If it’s good enough for New York City, then by golly, it’s good enough for Greenwich!
In fact, the opportunity to say just that has been around for quite a while. Here are some predictions by a cranky Greenwich blogger for this boondoggle, beginning four years ago:
August, 2010: Oh for heaven’s sake, a fireboat for Greenwich?
July, 2011: Do we really need a new fireboat, even a ‘free’ one?
December, 2012: “After waiting 375 years, Greenwich finally gets a fireboat”
Now, after reviewing the records for the cops’ new toy’s first summer in use, Greenwich Time’s Bob Horton has reached a conclusion: The super duper fire boat acquired and now maintained by the town still can find no use.
But boy, ain’t they got fun.
You may remember the debate over the need for this vessel when former Greenwich Fire Chief and current Emergency Management Director Daniel Warzohafirst proposed that the town acquire the customized vessel with a $600,000 grant from the federalHomeland Security Department. As designed, the boat is rigged with instruments that can detect chemical, biological, radiological, nuclear and other explosive devices. It also is fully equipped for firefighting, including a hose that can shoot out up to 2,500 gallons of water per minute, a berth and medical equipment for the treatment of injured victims, a hydraulic hoist and the latest electronic navigation equipment. As E.B. White might have said, “This is some boat.”
The staffing, training, and operating costs required by the boat’s extensive capabilities caused some Representative Town Meeting members to question if the town really needed such a vessel. The Police Department allayed those concerns somewhat when it agreed to retire one of its existing vessels in favor of the new and presumably more efficient Homeland Security vessel.

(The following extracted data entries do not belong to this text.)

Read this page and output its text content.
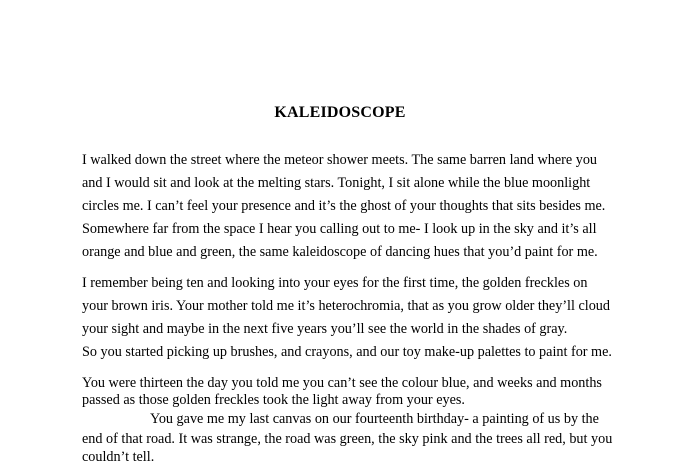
KALEIDOSCOPE
I walked down the street where the meteor shower meets. The same barren land where you
and I would sit and look at the melting stars. Tonight, I sit alone while the blue moonlight
circles me. I can’t feel your presence and it’s the ghost of your thoughts that sits besides me.
Somewhere far from the space I hear you calling out to me- I look up in the sky and it’s all
orange and blue and green, the same kaleidoscope of dancing hues that you’d paint for me.
I remember being ten and looking into your eyes for the first time, the golden freckles on
your brown iris. Your mother told me it’s heterochromia, that as you grow older they’ll cloud
your sight and maybe in the next five years you’ll see the world in the shades of gray.
So you started picking up brushes, and crayons, and our toy make-up palettes to paint for me.
You were thirteen the day you told me you can’t see the colour blue, and weeks and months
passed as those golden freckles took the light away from your eyes.
You gave me my last canvas on our fourteenth birthday- a painting of us by the
end of that road. It was strange, the road was green, the sky pink and the trees all red, but you
couldn’t tell.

Fire Chief Peter Siecienski said this week that when Warzoha approached him in 2011 [FWIW – see date of this blog’s first column – Ed] with an opportunity for a new “fire boat,” the chief said his department’s call volume for waterborne capabilities alone could not justify the purchase. Instead, the boat’s extensive uses required a multidisciplinary approach that combined fire, police, and emergency medical response resources.
….
There was no on-boat training for either firefighters, and instead of being the promised “supplement” to the smaller police patrol boats, the new, much bigger and heavier vessel became the marine division’s go-to boat for routine police patrols on Long Island Sound.
For the season between April 1 and December 1, 2013, the two standard police patrol boats logged 171 and 292 engine hours respectively. Those numbers were dwarfed by the 390 engine hours registered by the new boat, particularly when one considers that the Police Department did not commission the new craft until the end of June, according to Police Chief James Heavey.
What a farce. And who approved this ridiculous new toy? The majority of your neighbors on the RTM and of course, our own Music Man and Fire and Police Commissioner, Peter J. Tesei.